These final predictive models were used to plot response model graphs, namely Piepel’s response trace plots (Piepel’s plots) and contour plots (Figure 2). Piepel’s plots and contour plots were used for illustrating the effects of MixCs on each response. The lines in Piepel’s plots represent the effects of changing each L-pseudo MixC on one of the responses, while keeping the other two MixCs’ L-pseudo values in a constant ratio as in the reference blend (Pat & Wayne, 2014). Each line is drawn by plotting the predicted values of this response on Y axis upon changing the L-pseudo value of the respective MixC from 0 to 1 on X-axis. The L-pseudo ratios of the other components are kept at 1:1, the same as in the reference blend containing an equal amount of each MixC (1/3, 1/3, 1/3). L-pseudo values of a MixC 0 and 1 correspond to its level at base and vertex of experimental space respectively. For each response, the lines representing the effects of different MixCs intersect at the reference blend (1/3, 1/3, 1/3). A steep slope or curvature in a line indicates a relatively high sensitivity of response to that MixC. As a result of the effects of different MixCs on each response, contour plots were plotted representing lines of equal response over the design space (Habib & AbouGhaly, 2016).

Figure 2.

Figure 2.

Piepel’s response trace plots – for (a) particle size, (c) zeta potential and (e) entrapment efficiency – upon changing each MixC L-pseudo value over its range keeping the ratio of the other two components constant (1:1). Contour plots showing lines of equal responses for: (b) particle size, (d) zeta potential, and (f) entrapment efficiency over the constrained mixture region.

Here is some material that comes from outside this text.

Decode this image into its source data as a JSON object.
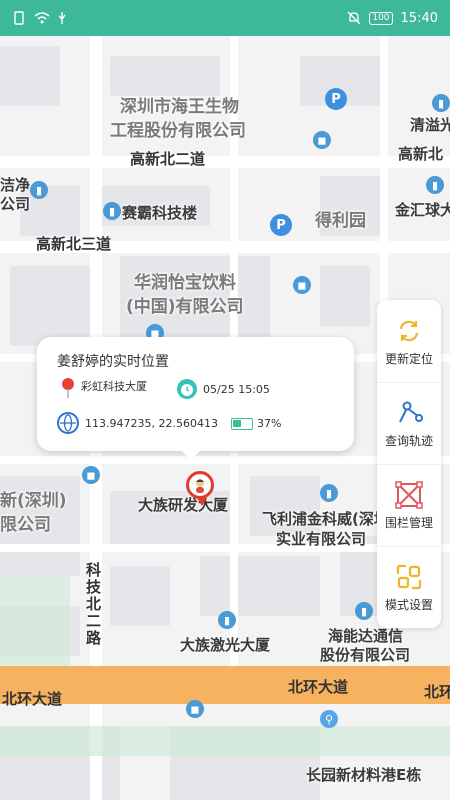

These plots make the interpretation of effects of L-pseudo MixCs more suitable than looking at the coefficients. Each MixC coefficient represents how changes in amount of this MixC will affect the response, yet this effect cannot be practically isolated from subsequent changes in amounts of other MixCs. Hence, comes the importance of the so-called mixture designs. Moreover, presence of significant interactions – even in factorial or different response surface designs where the studied factors should be independent in the sense that the variation in one of them does not affect the others – makes effects interpretation from the main effects coefficients inadequate enough.

4.3. Inference of the statistical analysis results of different MixCs

4.3.1. PS

PS is a critical factor in vesicles skin penetrability. The smaller the PS, the higher the ability of the vesicles – whatever their type – to penetrate skin layers is (Fahmy et al., 2019). Figure 2(a,b) shows the effects of studied MixCs on PS. As shown in Table 2a, all MixCs have positive coefficients with respect to inverse PS and also a significant negative interaction AC existed. Yet, all studied MixCs enter in the interaction ABC with the very high negative value compared with other coefficients. This leads to the result that all lines in the Piepel’s plot (Figure 2(a)) have positive parabolic shape. That is the increase in any MixC leads initially to an increase in PS till it reaches its maximum value followed by a decrease in PS with further increment in that MixC. This increase is due to the pronouncing of interaction ABC as we move toward the peak of each line. The decrease that occurs after the peak is due to fading of ABC influence as much increment in one of the MixCs will eventually be accompanied by considerable reduction in the other two. It is to be observed that the three peaks do not exist in the same point of the reference blend. This is due to the different magnitude of each positive coefficient relative to the negative ABC coefficient where MixC C has the highest main coefficient and thus the inflection in C line is the first to occur with increasing its amount; that is fading of ABC effect on MixC C happens earliest. If it was only due to main coefficients this was to be followed by MixC B having the second value in magnitude of main coefficient following MixC C, yet this was not the case. This can be explained by the presence of the other negative interaction AC. Thus, the start of PS reduction with increase in MixC A appears before that with MixC B as a result of fading of the influence of both interactions AC and ABC upon increasing MixC A. This is followed by the appearance of MixC B peak as a result of fading of influence of interaction ABC only. These combined effects of MixCs on PS appear in the contour plot in Figure 2(b). It is observed that the highest PS lines are concentric in the experimental space approaching toward the baseline of MixC C. The low PS values are found near the margins especially near the peak of MixC C.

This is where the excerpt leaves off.